To be honest, compared with a lot of rites of passages I’ve heard over the years this one does not seem that extreme. I would definitely chose it over the Satere-Mawe Bullet Ant Initiation or the Vanatu Land Diving tradition any day.
But if you’ve never spent the night alone in the woods its difficult to appreciate the Cherokee rite. I once spent 8 nights alone in the woods, unarmed and without food. I fell asleep most nights terrified of coyotes and bears, of trees swaying over my tent ready to break in the heavy winds of the nightly storms that came through, or of the possibility of people who may have seen my camp earlier in the day and staked me out for a good old fashion murder in the night.
Any rite of passage should include a good dose of fear, whether real or contrived (the realer the better). There’s something about experiencing your true fragility, your dependence on others in a hostile world, that quickly humbles any arrogant illusions of self-assurance, or delusions of independence.
I think the Cherokee man is the better for it. I think that by experiencing even one such rite of passage he is better equipped emotionally for the extreme existential leap from childhood to adulthood, a leap that we moderners stretch out for 5 or 6 years and call it adolescence. The reader might not be aware of this, but adolesence is a stage that was basically invented by developmental psychology after ritual had died out in the West to describe that weird twilight-zone between childhood and adulthood. We, the ritual-free orphans of the Enlightenment, wander aimlessly through this period where we are expected to navigate the gauntlet of adulthood while still children emotionally. It is fraught with danger and our solution to the problem is often psychopharmaceutical drugs and third party counseling, but that’s a different article.
Oh, and I forgot part of the rite – The Cherokee father is there the whole time and the boy doesn’t know it.
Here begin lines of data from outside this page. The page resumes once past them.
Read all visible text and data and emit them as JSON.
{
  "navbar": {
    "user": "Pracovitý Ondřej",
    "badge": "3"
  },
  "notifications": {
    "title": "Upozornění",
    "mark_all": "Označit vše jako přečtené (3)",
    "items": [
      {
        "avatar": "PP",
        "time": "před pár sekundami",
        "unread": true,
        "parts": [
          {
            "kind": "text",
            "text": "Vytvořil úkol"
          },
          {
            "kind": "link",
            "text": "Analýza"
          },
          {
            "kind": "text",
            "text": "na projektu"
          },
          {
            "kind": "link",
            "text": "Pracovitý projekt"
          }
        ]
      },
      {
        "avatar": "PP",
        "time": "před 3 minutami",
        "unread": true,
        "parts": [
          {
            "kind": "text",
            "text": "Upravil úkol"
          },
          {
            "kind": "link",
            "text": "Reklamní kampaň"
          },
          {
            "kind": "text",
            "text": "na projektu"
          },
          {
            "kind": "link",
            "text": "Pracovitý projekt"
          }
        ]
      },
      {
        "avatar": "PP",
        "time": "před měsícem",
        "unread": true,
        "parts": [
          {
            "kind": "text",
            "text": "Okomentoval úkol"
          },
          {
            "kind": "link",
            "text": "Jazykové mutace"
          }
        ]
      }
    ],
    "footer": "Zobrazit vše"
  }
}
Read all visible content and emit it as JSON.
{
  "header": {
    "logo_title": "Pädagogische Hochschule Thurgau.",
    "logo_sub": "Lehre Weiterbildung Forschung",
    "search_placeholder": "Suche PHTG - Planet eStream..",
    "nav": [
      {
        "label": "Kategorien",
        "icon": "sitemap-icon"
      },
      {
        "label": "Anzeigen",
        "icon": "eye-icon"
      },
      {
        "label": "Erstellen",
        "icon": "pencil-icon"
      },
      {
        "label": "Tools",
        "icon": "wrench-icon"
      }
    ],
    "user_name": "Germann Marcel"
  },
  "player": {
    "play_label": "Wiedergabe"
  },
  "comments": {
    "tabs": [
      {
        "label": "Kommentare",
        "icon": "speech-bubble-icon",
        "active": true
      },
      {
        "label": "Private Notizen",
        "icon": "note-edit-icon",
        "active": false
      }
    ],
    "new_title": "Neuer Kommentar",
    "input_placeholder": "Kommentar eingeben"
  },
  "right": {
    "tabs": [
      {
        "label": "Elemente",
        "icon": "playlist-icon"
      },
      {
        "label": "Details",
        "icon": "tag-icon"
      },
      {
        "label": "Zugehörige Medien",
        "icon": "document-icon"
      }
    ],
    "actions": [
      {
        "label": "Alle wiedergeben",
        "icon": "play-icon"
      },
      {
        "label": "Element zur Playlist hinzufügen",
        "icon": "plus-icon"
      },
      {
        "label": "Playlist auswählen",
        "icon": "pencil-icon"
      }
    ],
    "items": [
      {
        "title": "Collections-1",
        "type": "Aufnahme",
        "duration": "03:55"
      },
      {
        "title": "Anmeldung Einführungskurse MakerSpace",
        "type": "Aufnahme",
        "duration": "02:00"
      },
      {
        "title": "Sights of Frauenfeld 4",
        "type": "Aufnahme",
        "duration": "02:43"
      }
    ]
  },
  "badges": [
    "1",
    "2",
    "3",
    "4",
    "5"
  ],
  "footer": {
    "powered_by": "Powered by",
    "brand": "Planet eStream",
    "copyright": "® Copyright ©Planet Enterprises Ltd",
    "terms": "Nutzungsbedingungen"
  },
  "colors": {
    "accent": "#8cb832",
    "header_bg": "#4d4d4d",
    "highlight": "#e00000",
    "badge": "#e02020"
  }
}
When daylight breaks the boy removes his blindfold and finds that his father has been sitting there all night protecting him from any harm. What a beautiful rite. All the terror and insecurity necessary to traverse the chasm from boy to man, and all the security of communion with a father who loves his son enough to put him through it. Even if our culture wasn’t ruined with fatherlessness, it would be a miracle if under the guidance of current cultural norms a father would even conceive of this sort of rite to bring his son into manhood.